Frutto di uno studio sulla lingua parlata e sul suo legame con il corpo, Folklore Dynamics dei coreografi e danzatori di VIDAVÈ, Noemi Dalla Vecchia e Matteo Vignali – in scena con altri tre performer -, attingono a storie, proverbi, giochi, superstizioni e gesti delle diverse tradizioni popolari italiane. Intesi a creare un forte senso di collettività, tra ritmi percussivi, voci, rivolte, risa, incantamenti, mutando abiti e maschere, i cinque bravi danzatori ricercano forme e rituali gestuali tradotti in movimenti corali e singoli, a tratti però un po’ confusi.

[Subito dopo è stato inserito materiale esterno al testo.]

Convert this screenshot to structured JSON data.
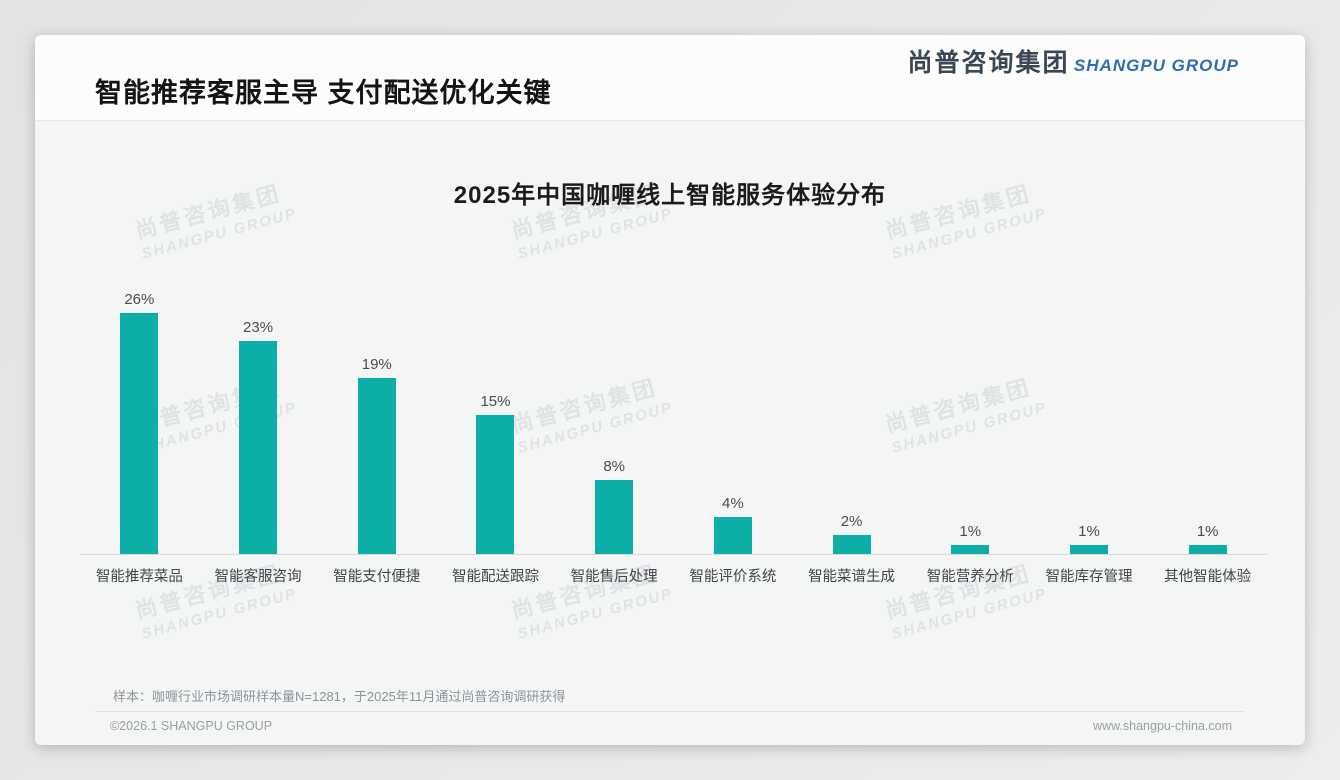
{
  "header": {
    "title": "智能推荐客服主导 支付配送优化关键",
    "logo": {
      "chinese": "尚普咨询集团",
      "english": "SHANGPU GROUP"
    }
  },
  "watermark": {
    "line1": "尚普咨询集团",
    "line2": "SHANGPU GROUP"
  },
  "chart_data": {
    "type": "bar",
    "title": "2025年中国咖喱线上智能服务体验分布",
    "categories": [
      "智能推荐菜品",
      "智能客服咨询",
      "智能支付便捷",
      "智能配送跟踪",
      "智能售后处理",
      "智能评价系统",
      "智能菜谱生成",
      "智能营养分析",
      "智能库存管理",
      "其他智能体验"
    ],
    "values": [
      26,
      23,
      19,
      15,
      8,
      4,
      2,
      1,
      1,
      1
    ],
    "value_labels": [
      "26%",
      "23%",
      "19%",
      "15%",
      "8%",
      "4%",
      "2%",
      "1%",
      "1%",
      "1%"
    ],
    "unit": "%",
    "bar_color": "#0CAEA7",
    "xlabel": "",
    "ylabel": "",
    "ylim": [
      0,
      28
    ],
    "grid": false,
    "legend": false
  },
  "footer": {
    "sample_note": "样本：咖喱行业市场调研样本量N=1281，于2025年11月通过尚普咨询调研获得",
    "copyright": "©2026.1 SHANGPU GROUP",
    "website": "www.shangpu-china.com"
  }
}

Con Baia, ispirato alla omonima città romana sommersa nel Golfo di Napoli, i due giovanissimi Marco Casagrande e Nicolò Giorgini, esplorando il rapporto tra memoria, tempo e spazio, elaborano una dinamica di movimenti fluttuanti (da sviluppare ulteriormente e più definiti), costruiti su un videomapping a terra (design Angelo Bitetti) di forme esagonali che emergono man mano i due corpi intensificano il loro attraversamento. Sul tappeto sonoro del sound designer Tony Perez, evocano crolli, riemersioni e sospensioni, fino al riaffiorare, sul fluttuare delle onde, dei mosaici sommersi.

In Cancan, dei palloncini neri a terra accolgono il lento incedere di tre danzatori, tra cui Fabritia D’Intino che firma la coreografia, le cui posture – delle gambe, nelle sequenze dinamiche che si succedono a terra, poi delle braccia, delle mani sensuali sui corpi, e altre posture ritmate, col risultato generale di un mero esercizio ginnico -, tendono a riprodurre il celebre ballo parigino ottocentesco Can can, con movimenti astratti in antitesi a quelli vivaci e rumorosi della danza. L’intenzione della coreografa è di «Riflettere sul legame tra intrattenimento, erotismo e virtuosismo», ma non basta l’accenno sonoro alla musica di Offenbach sul percussivo suono sovrastante, a ricordarci infine del senso di quel ballo.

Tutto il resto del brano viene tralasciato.